AFTER a decade as a multi-disciplinary arts centre, The Arts House is poised for the next chapter of its life - as the home of the Singapore International Festival of Arts (SIFA). The big news in the arts industry this week was the merger of what was The Old Parliament House Limited and Arts Festival Limited to become Arts House Limited.
But before beginning its next chapter though, The Arts House is marking its 10th anniversary this week with a tongue-in-cheek, immersive visual and performance installation that takes over its entire building.
In the performance, The Next Page, The Arts House "disappears" and its purpose is re-imagined. Since we live where buildings are re-purposed every other day, this couldn't have more immediacy.
In this alternate universe, The Arts House is closed after three years of operations and is transformed into a dance club "The Morenada"; following that, it becomes a five-star boutique hotel, "The Ponce", and then a bookstore, "The Next Page".
In the opening segment by Cake Theatrical Productions titled Quotes, two characters Sylvia and Virginia - allusions to the poet Sylvia Plath and the author Virginia Woolf, of course - discuss the importance of art, which resounds poignantly in a society driven by consumerism and materialistic desires.
The centrepiece of the night's performances is The Historian's Tour, directed by Chong Tze Chien of The Finger Players, during which a "tour guide" takes you through an exhibition documenting the dance club, hotel and bookstore phases of the history of the place. The highlight takes place in the Angsana Suite of "The Ponce", where audiences are invited to eavesdrop on a couple's spat (scripted by Joel Tan) in the room. The catch: this sequence takes place thrice, each time interpreted by a different director.
Meanwhile, The Next Page is also literal - it is a pop-up bookstore set up by Books Actually.
A decade ago, when the former Parliament building was designated as an arts centre and helmed by Colin Goh, nobody really knew how it would pan out as a multi-disciplinary centre for the arts. But Mr Goh, with economics, finance and management qualifications under his belt, was anything but your traditional arts manager. The Arts House delivered a net surplus of more than $1 million in its first full year of operation; it has been in the black ever since.

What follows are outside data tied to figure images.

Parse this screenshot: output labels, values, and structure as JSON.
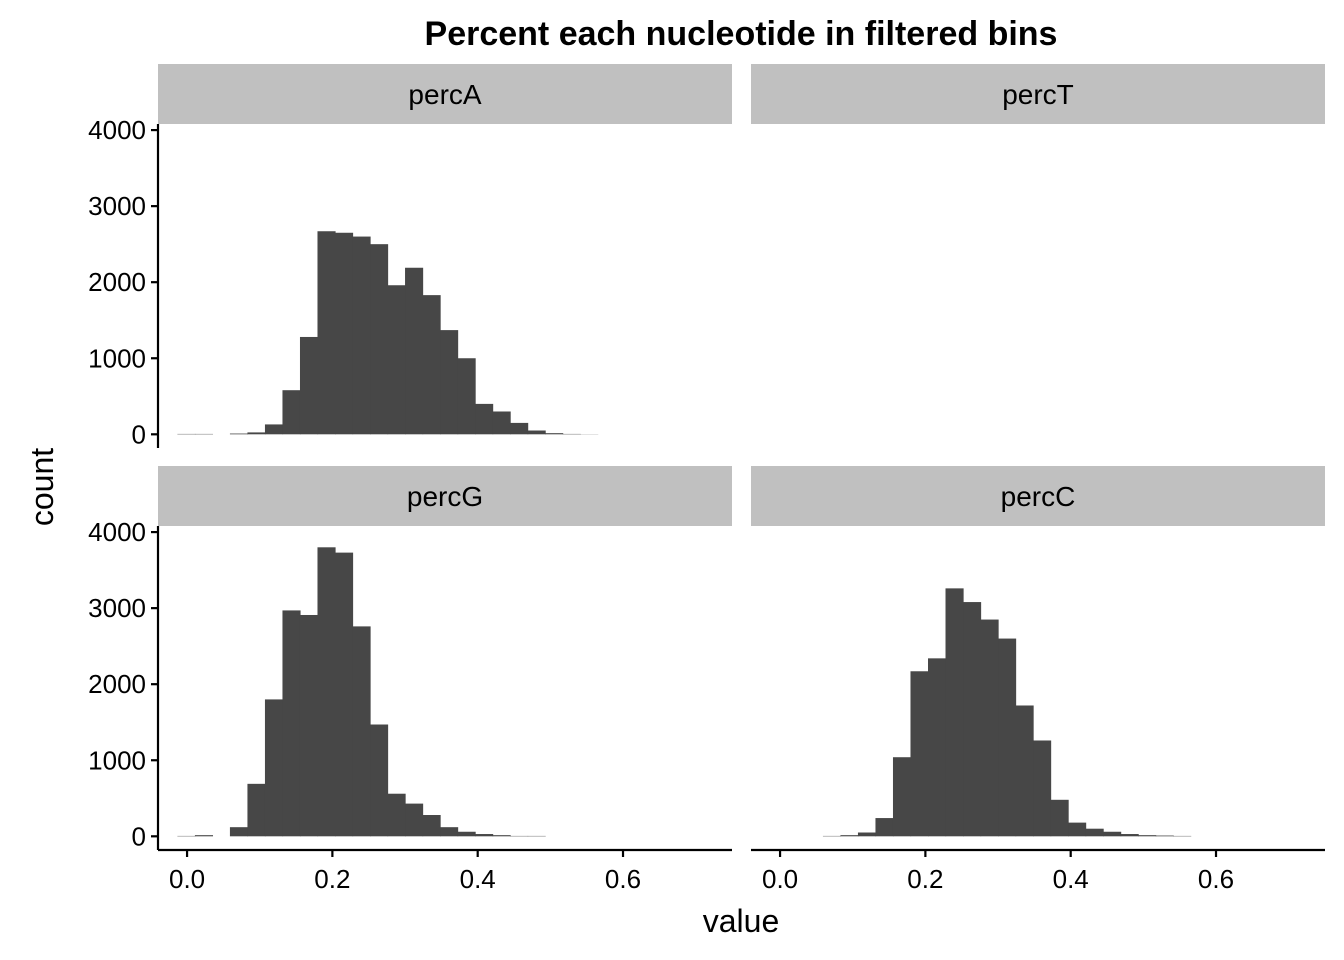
{
  "chart_data": {
    "type": "bar",
    "title": "Percent each nucleotide in filtered bins",
    "xlabel": "value",
    "ylabel": "count",
    "xlim": [
      -0.04,
      0.75
    ],
    "ylim": [
      -180,
      4080
    ],
    "xticks": [
      0.0,
      0.2,
      0.4,
      0.6
    ],
    "xtick_labels": [
      "0.0",
      "0.2",
      "0.4",
      "0.6"
    ],
    "yticks": [
      0,
      1000,
      2000,
      3000,
      4000
    ],
    "ytick_labels": [
      "0",
      "1000",
      "2000",
      "3000",
      "4000"
    ],
    "bin_width": 0.0241,
    "grid": false,
    "legend": "none",
    "bar_color": "#474747",
    "strip_color": "#c0c0c0",
    "panels": [
      {
        "label": "percA",
        "bin_start": -0.0133,
        "values": [
          5,
          5,
          0,
          10,
          25,
          130,
          580,
          1280,
          2670,
          2650,
          2600,
          2500,
          1960,
          2190,
          1830,
          1370,
          1000,
          400,
          300,
          150,
          50,
          15,
          5,
          2,
          0,
          0,
          0,
          0,
          0,
          0
        ]
      },
      {
        "label": "percT",
        "bin_start": -0.0133,
        "values": [
          0,
          0,
          0,
          0,
          0,
          0,
          0,
          0,
          0,
          0,
          0,
          0,
          0,
          0,
          0,
          0,
          0,
          0,
          0,
          0,
          0,
          0,
          0,
          0,
          0,
          0,
          0,
          0,
          0,
          0
        ]
      },
      {
        "label": "percG",
        "bin_start": -0.0133,
        "values": [
          5,
          15,
          0,
          120,
          690,
          1800,
          2970,
          2910,
          3800,
          3730,
          2760,
          1470,
          560,
          430,
          280,
          120,
          60,
          30,
          15,
          5,
          5,
          0,
          0,
          0,
          0,
          0,
          0,
          0,
          0,
          0
        ]
      },
      {
        "label": "percC",
        "bin_start": -0.0133,
        "values": [
          0,
          0,
          0,
          5,
          15,
          50,
          240,
          1040,
          2170,
          2340,
          3260,
          3080,
          2850,
          2600,
          1720,
          1260,
          480,
          180,
          100,
          60,
          30,
          15,
          10,
          5,
          0,
          0,
          0,
          0,
          0,
          0
        ]
      }
    ]
  }
}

In the past decade, the Arts House has especially made a mark on the literary arts - from offering a writing residency and being involved in the Singapore Writers Festival to holding its own events such as monthly readings by budding writers and authors from around the world.
Next month though, as it turns "the next page" to become SIFA's home - it will shift its focus towards year-long engagement programmes, besides keeping its role in venue management; the current team manages other arts centres like Goodman, Aliwal and Sculpture Square.
This year's SIFA will present six weeks of programmes from August. Although Arts House chief executive Lee Chor Lin has yet to officially start her tour of duty at The Arts House, she has already envisioned it playing a role in the rejuvenation of the Civic District as an arts hub once Victoria Theatre and Victoria Concert Hall reopen next year.
She says that, with the right touch and steering, the place can "extend the physical stake of the Singapore International Festival of Arts", which she described as a "merger of 36 years of festival-making and 10 years of place-making".
To celebrate The Arts House in its present incarnation, do check out the events still on-going until this weekend. Spoiler alert: watch out for the twist, when the "cleaner" (Siti Khalijah) interrupts the "house tour" and steals the show with a spiel about the value of permanence. As someone who has witnessed how the building has changed over the years, she will convince you that even the dirt on the ground tells a story to her - and so it should to us, too.